Corporate officers are not outsiders intermeddling maliciously in the business affairs of the corporation. They are privileged to act on behalf of their corporations, using their business judgment and discretion. . . . However, when the action is detrimental to the corporation and outside the scope of corporate authority, immunity ceases to exist.
Supervisors and co-workers are also protected by this corporate privilege.
See Naeemullah v. Citicorp. Services, Inc., 78 F. Supp.2d 783, 793 (N.D.Ill. 1999); Mustafa, 1997 WL 194980, at* 5.
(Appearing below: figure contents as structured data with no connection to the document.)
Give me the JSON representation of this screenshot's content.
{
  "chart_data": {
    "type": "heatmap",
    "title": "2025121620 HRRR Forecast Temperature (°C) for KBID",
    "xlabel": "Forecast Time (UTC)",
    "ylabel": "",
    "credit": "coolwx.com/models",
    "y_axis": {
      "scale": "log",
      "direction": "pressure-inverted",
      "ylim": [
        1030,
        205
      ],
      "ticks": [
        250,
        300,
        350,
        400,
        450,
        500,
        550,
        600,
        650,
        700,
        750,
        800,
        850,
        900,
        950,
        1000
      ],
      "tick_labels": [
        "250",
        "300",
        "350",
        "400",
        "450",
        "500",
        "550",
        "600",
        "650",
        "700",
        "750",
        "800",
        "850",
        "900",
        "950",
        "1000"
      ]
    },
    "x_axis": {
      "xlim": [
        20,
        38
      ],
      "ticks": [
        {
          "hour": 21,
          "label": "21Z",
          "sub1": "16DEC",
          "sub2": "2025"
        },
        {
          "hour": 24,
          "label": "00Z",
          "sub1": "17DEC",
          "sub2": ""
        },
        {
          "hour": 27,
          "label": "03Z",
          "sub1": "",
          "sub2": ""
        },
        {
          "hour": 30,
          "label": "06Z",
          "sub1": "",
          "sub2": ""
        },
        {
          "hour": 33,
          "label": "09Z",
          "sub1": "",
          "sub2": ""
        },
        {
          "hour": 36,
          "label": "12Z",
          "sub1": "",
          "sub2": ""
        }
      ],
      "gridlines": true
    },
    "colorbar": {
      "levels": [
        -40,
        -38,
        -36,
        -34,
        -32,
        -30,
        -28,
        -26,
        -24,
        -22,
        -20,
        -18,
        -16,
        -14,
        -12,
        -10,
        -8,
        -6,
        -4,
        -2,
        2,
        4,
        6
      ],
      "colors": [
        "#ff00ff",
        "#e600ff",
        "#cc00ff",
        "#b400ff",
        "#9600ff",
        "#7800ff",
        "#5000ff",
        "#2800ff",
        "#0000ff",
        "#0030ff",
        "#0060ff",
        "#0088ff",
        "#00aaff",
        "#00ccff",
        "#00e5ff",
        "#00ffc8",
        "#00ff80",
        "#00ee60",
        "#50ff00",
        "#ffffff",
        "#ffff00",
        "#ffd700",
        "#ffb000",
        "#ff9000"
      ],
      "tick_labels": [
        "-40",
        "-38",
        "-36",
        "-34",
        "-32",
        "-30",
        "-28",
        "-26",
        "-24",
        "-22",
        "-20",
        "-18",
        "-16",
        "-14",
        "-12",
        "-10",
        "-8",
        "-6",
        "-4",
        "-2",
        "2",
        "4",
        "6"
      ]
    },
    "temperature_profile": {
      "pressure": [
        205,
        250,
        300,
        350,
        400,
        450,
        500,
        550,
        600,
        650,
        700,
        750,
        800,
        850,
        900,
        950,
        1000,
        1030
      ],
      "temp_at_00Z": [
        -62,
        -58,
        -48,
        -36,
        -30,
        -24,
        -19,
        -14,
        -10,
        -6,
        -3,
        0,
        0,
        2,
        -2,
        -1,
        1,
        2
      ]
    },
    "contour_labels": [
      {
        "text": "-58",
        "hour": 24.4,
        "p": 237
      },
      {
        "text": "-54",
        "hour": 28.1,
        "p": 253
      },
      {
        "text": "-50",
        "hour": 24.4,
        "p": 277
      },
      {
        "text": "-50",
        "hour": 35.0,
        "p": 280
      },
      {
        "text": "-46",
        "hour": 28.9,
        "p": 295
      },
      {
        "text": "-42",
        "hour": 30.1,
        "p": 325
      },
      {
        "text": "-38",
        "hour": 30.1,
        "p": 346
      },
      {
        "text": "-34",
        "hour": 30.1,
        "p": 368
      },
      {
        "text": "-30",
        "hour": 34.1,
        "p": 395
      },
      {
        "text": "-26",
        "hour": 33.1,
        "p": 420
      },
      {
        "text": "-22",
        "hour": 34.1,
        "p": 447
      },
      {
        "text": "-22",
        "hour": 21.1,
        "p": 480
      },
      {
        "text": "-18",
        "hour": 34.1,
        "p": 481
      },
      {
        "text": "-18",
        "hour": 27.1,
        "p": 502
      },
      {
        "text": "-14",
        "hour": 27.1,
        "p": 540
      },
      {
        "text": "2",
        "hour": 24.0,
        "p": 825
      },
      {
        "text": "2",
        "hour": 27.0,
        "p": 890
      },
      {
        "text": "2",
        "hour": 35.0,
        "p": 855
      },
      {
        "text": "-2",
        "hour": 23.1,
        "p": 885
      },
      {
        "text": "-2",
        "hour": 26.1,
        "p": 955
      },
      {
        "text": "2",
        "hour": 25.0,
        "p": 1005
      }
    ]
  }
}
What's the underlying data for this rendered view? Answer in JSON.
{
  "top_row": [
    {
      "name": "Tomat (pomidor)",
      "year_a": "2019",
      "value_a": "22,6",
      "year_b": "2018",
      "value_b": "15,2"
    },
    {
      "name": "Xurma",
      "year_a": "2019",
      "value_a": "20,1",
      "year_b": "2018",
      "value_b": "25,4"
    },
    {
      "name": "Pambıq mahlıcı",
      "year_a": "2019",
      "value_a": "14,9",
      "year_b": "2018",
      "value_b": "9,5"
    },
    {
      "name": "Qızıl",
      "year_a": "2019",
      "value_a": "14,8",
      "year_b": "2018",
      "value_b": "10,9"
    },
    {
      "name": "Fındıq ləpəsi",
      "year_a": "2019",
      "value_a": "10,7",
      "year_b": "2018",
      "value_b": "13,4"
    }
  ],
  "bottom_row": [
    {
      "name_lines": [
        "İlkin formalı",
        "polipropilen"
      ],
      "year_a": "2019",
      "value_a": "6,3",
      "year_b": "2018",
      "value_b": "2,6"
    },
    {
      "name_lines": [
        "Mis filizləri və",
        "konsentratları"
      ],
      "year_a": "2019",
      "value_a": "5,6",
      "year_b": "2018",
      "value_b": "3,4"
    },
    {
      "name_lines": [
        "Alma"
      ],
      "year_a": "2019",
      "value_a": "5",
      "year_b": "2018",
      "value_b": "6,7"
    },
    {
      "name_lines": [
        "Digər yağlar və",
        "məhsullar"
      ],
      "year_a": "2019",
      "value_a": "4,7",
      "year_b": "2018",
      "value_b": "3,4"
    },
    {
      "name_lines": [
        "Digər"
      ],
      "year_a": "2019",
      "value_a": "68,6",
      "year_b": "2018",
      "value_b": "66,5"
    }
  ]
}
  There is no evidence that defendants in the instant case acted in a manner that was detrimental to the Village Police Department, or otherwise acted outside the scope of their corporate authority. Accordingly, the court grants defendants' motion for summary judgment on Count V. Page 18

 5. Counts VI and VII: Interference with Prospective Business Advantage and Defamation

  Plaintiff bases Counts VI and VII of the first amended complaint on the allegation that Chief Kath discouraged the Village of Carol Stream from hiring plaintiff. As defendants point out, however, plaintiff acknowledged in his deposition that he had no actual knowledge of any conversations between Chief Kath and the Village of Carol Stream, or any other contacts between the Village of Carol Stream and any other official of the Village. Plaintiff does not refute or otherwise respond to defendants' argument, apparently conceding that no triable issue of fact exists with respect to Counts VI and VII. The court thus grants defendants' motion for summary judgment on these counts.

  CONCLUSION

  For the reasons stated herein, defendants' motion for summary judgment is granted in its entirety.